Искатели странного
…После первичных данных пошли обработки. Одно из главных правил в работе УОП — поиск закономерностей. Обычно прокручивается масса информации: от возраста фигурантов по делу, их роста и веса до привязанностей и увлечений. В данном случае все лежало на поверхности: планета оказалась весьма разборчивой к профессии гостей. Физики-нулевики исчезли все. Медики — пропали сто двадцать семь человек, все психотерапевты или специалисты по психодинамике. Ученые-социологи — без вести пропали тридцать два человека, все сто процентов. Энергетики — в разное время планету посетили четыреста семьдесят человек. Исчезли восемь…
Гарднер закурил, устало откинулся в кресле. Ну ладно, с физиками или социологами можно что-то предполагать, искать побудительные мотивы. А художники — пропало сорок процентов?
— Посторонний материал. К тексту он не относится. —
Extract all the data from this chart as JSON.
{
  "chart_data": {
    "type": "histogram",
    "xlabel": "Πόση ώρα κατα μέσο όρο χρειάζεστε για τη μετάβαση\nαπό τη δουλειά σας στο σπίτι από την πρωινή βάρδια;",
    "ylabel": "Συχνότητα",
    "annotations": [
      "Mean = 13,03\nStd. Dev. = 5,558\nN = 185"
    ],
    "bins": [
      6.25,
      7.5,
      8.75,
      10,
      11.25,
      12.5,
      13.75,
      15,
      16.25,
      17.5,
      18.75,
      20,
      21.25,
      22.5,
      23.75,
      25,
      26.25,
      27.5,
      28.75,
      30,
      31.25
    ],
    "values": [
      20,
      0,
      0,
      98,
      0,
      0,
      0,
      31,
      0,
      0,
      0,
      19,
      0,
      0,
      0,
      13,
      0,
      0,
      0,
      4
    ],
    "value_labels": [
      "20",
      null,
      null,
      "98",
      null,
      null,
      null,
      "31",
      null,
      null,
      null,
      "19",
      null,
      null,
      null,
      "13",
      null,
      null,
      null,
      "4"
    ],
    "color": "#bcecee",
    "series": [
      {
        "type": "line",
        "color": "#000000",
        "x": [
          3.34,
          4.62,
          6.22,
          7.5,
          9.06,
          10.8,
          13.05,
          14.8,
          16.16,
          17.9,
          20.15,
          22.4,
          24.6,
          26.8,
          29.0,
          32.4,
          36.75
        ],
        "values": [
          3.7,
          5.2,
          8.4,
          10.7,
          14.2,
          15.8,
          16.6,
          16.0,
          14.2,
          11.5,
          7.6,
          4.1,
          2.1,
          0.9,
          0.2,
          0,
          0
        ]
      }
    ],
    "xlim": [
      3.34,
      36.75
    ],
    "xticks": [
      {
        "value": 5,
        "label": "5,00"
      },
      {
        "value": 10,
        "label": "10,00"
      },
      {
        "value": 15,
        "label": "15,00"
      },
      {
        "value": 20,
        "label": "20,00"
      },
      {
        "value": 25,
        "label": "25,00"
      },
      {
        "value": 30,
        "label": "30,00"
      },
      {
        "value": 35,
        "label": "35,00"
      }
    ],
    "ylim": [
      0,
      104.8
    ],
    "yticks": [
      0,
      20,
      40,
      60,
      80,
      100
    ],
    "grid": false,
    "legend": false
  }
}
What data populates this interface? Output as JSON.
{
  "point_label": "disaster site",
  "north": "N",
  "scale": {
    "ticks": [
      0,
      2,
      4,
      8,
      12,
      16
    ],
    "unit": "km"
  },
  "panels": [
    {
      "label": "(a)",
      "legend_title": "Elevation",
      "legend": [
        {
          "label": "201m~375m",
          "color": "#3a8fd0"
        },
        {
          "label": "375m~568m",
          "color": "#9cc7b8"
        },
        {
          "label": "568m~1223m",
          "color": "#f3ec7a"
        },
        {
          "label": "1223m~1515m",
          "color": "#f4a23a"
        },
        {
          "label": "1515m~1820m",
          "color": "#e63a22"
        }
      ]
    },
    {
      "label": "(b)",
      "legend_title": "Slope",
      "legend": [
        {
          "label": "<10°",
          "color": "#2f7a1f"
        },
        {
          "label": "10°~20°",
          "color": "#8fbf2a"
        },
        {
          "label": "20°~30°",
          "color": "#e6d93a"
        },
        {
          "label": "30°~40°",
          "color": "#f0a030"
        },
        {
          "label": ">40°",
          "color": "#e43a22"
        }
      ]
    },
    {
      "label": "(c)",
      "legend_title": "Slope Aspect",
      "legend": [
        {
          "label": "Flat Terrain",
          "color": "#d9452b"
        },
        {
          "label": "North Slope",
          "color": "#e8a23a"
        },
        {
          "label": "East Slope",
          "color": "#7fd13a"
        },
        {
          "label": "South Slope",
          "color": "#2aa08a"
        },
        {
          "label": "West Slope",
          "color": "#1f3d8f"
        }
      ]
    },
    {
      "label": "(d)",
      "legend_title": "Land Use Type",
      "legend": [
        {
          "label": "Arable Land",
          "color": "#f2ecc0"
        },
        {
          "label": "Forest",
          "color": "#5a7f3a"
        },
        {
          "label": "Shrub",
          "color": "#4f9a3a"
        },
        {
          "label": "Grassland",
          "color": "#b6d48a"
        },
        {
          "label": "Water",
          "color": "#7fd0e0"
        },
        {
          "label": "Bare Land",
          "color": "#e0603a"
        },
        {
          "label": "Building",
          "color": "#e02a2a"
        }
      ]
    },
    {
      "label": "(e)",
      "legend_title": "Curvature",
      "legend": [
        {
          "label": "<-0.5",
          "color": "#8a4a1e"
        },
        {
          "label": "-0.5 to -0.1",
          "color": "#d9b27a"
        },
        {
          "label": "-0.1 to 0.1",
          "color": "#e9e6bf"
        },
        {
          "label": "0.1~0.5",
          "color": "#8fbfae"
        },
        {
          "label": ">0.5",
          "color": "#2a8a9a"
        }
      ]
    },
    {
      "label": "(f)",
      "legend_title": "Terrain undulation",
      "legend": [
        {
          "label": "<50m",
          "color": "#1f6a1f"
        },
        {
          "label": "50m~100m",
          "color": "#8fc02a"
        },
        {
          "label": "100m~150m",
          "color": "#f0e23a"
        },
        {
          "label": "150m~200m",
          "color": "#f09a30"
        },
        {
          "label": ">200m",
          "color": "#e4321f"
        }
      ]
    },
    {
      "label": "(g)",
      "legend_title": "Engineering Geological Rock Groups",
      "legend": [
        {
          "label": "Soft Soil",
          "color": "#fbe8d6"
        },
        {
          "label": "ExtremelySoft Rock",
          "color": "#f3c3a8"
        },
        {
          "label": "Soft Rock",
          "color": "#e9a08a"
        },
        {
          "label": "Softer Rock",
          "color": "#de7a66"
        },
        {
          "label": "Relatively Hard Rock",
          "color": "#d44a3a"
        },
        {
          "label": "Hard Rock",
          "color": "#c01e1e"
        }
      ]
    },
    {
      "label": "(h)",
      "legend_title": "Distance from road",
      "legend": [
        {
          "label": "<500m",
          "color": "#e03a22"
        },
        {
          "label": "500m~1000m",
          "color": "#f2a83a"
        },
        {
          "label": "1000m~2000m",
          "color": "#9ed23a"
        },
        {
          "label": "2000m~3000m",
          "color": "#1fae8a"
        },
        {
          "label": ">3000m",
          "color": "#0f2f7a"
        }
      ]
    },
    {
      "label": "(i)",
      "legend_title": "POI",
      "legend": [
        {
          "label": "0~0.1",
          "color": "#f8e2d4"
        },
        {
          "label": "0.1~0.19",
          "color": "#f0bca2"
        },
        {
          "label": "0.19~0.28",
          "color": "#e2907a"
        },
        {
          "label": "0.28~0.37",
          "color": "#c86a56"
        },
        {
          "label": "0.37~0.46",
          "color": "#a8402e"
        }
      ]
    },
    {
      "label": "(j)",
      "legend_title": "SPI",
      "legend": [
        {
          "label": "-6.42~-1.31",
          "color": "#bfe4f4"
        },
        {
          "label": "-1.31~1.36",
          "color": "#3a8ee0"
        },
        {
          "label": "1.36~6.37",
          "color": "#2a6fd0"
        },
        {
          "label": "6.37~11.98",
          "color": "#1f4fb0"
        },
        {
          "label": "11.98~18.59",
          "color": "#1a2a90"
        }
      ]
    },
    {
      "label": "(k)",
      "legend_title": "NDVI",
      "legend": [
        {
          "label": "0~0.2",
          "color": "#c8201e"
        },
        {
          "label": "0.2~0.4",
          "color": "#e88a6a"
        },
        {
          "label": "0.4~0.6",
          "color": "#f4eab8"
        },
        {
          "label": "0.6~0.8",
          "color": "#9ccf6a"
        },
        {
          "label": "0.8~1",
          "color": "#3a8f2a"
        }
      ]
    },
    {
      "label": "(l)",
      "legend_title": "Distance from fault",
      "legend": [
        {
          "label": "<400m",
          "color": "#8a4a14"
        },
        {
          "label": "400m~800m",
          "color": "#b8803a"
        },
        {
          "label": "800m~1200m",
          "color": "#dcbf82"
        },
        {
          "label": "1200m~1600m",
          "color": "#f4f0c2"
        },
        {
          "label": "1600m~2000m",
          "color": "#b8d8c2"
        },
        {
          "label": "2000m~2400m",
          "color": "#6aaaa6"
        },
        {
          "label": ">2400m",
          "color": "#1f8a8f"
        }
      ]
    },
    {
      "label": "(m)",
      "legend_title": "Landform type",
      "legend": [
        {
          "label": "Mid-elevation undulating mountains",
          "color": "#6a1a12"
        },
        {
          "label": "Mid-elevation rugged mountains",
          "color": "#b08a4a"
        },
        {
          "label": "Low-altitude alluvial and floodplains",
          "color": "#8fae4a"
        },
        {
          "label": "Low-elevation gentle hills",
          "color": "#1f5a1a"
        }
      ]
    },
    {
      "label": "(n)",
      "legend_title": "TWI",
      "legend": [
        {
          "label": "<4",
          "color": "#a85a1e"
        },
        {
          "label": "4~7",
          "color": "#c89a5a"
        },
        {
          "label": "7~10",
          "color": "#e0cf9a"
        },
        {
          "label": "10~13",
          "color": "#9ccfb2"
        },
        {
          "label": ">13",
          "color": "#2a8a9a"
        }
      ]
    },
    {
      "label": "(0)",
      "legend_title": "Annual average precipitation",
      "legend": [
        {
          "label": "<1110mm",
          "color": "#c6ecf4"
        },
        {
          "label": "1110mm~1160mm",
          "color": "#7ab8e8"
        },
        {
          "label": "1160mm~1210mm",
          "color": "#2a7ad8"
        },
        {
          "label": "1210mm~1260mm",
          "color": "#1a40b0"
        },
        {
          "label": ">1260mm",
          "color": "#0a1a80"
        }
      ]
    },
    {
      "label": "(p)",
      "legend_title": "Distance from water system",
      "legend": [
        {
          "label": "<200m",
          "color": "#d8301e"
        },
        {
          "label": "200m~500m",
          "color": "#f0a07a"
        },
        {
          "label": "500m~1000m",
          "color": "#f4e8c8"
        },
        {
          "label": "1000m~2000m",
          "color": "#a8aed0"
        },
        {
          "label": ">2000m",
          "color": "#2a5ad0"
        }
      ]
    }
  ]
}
А писатели, которых вернулось с планеты всего тридцать из ста, побывавших там в разное время?
Гарднер невесело усмехнулся — в список можно теперь включить и функционеров УОП в количестве 1 (одного) человека, пропадаемость сто процентов… Однако больше всего осталось на планете физиков. Им там прямо как медом намазано. Солнце там какое-то не такое, Ф-излучение, остатки проатома, дыра в соседнюю Вселенную…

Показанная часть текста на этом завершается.